Generating semantically and temporally aligned audio content in accordance with video input has become a focal point for researchers, particularly following the remarkable breakthrough in text-to-video generation. In this work, we aim to offer insights into the video-to-audio generation paradigm, focusing on three crucial aspects: vision encoders, auxiliary embeddings, and data augmentation techniques. Beginning with a foundational model built on a simple yet surprisingly effective intuition, we explore various vision encoders and auxiliary embeddings through ablation studies. Employing a comprehensive evaluation pipeline that emphasizes generation quality and video-audio synchronization alignment, we demonstrate that our model exhibits state-of-the-art video-to-audio generation capabilities. Furthermore, we provide critical insights into the impact of different data augmentation methods on enhancing the generation framework's overall capacity. We showcase possibilities to advance the challenge of generating synchronized audio from semantic and temporal perspectives. We hope these insights will serve as a stepping stone toward developing more realistic and accurate audio-visual generation models.

Figures (7)

• Figure 1: Overview of the VTA-LDM framework. Given the silent video, our model generates semantically-related and temporally-aligned audios that accurately correspond to the visual events. The framework is based on a ldm with encoded vision features as the generation condition.

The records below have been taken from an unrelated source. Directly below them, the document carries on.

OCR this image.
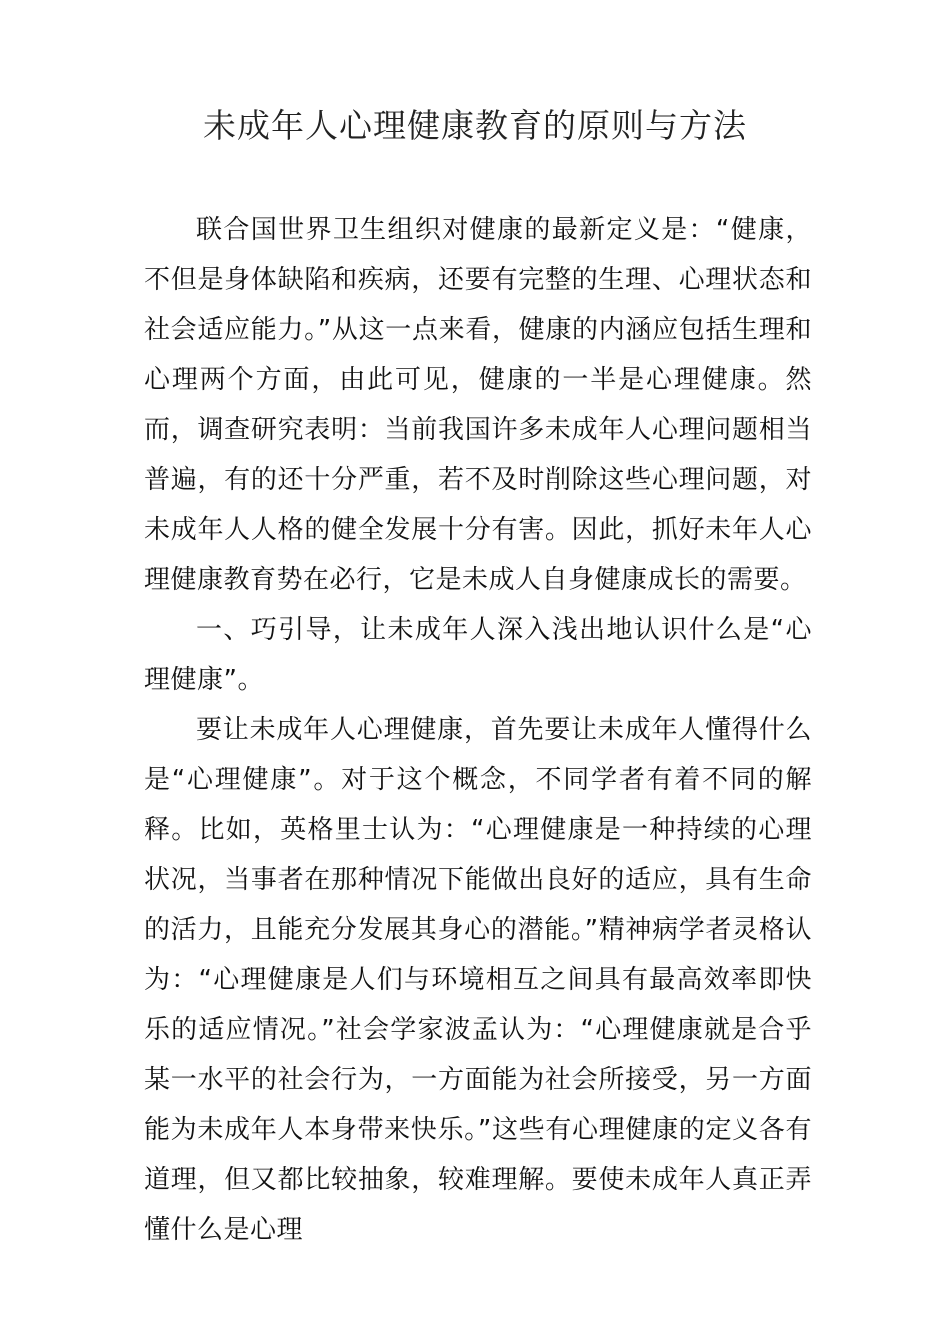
未成年人心理健康教育的原则与方法

联合国世界卫生组织对健康的最新定义是：“健康，不但是身体缺陷和疾病，还要有完整的生理、心理状态和社会适应能力。”从这一点来看，健康的内涵应包括生理和心理两个方面，由此可见，健康的一半是心理健康。然而，调查研究表明：当前我国许多未成年人心理问题相当普遍，有的还十分严重，若不及时削除这些心理问题，对未成年人人格的健全发展十分有害。因此，抓好未年人心理健康教育势在必行，它是未成人自身健康成长的需要。

一、巧引导，让未成年人深入浅出地认识什么是“心理健康”。

要让未成年人心理健康，首先要让未成年人懂得什么是“心理健康”。对于这个概念，不同学者有着不同的解释。比如，英格里士认为：“心理健康是一种持续的心理状况，当事者在那种情况下能做出良好的适应，具有生命的活力，且能充分发展其身心的潜能。”精神病学者灵格认为：“心理健康是人们与环境相互之间具有最高效率即快乐的适应情况。”社会学家波孟认为：“心理健康就是合乎某一水平的社会行为，一方面能为社会所接受，另一方面能为未成年人本身带来快乐。”这些有心理健康的定义各有道理，但又都比较抽象，较难理解。要使未成年人真正弄懂什么是心理
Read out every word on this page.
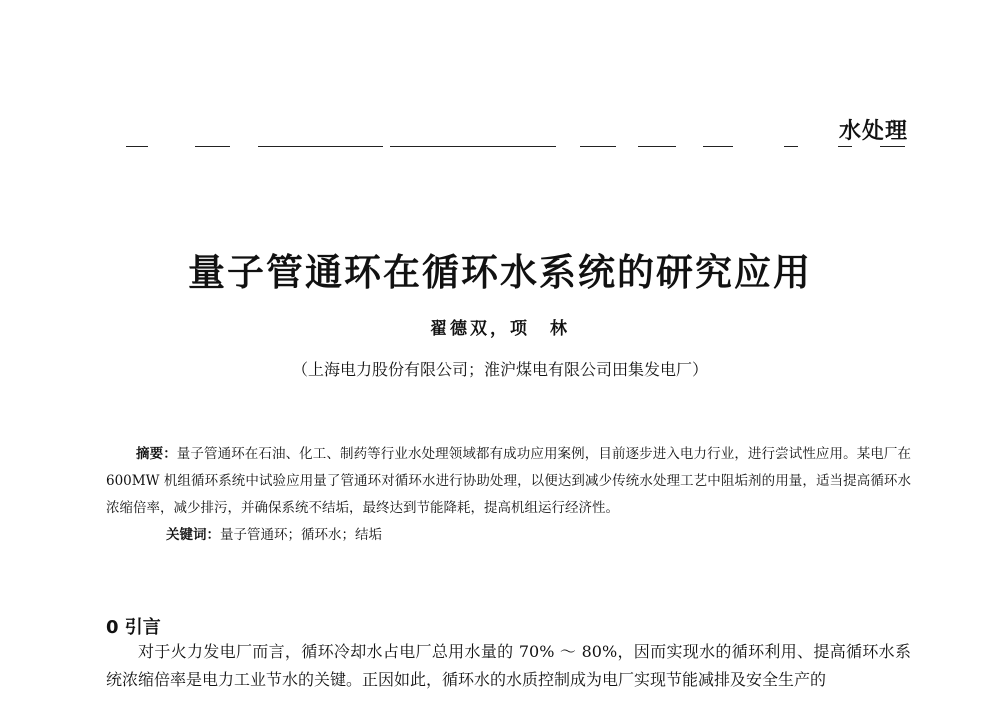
水处理
量子管通环在循环水系统的研究应用
翟德双，项　林
（上海电力股份有限公司；淮沪煤电有限公司田集发电厂）

摘要：量子管通环在石油、化工、制药等行业水处理领域都有成功应用案例，目前逐步进入电力行业，进行尝试性应用。某电厂在600MW 机组循环系统中试验应用量了管通环对循环水进行协助处理，以便达到减少传统水处理工艺中阻垢剂的用量，适当提高循环水浓缩倍率，减少排污，并确保系统不结垢，最终达到节能降耗，提高机组运行经济性。

关键词：量子管通环；循环水；结垢

0 引言

对于火力发电厂而言，循环冷却水占电厂总用水量的 70% ～ 80%，因而实现水的循环利用、提高循环水系统浓缩倍率是电力工业节水的关键。正因如此，循环水的水质控制成为电厂实现节能减排及安全生产的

• Figure 2: The saliency map of our model's interest upon the visual input. We illustrate that VTA-LDM has the ability to learn and concentrate on potential objects capable of producing sound. Furthermore, the model is designed to focus on various sections of the frame across different time intervals, although the attention is calculated based on the final audio latent representation only once.
• Figure 3: A Comparison Between Models Without Additional Text Embedding. The left saliency maps encode the text embedding, while the right ones do not. We demonstrate that extra text embeddings can aid the model in gaining a deeper understanding of the visual content.
• Figure 4: Demos of the vta generation. Given the silent video, our model generates semantically-related and temporally-aligned audios that accurately correspond to the visual events.
• Figure 5: Demos of the vta generation on open-domain videos. Videos are collected from YouTube or generated by OpenAI Sora videoworldsimulators2024. Although some test data points may exhibit styles distinct from those in the training dataset, our model concentrates on the semantic comprehension of video content and possesses a certain degree of out-of-domain generalization capability.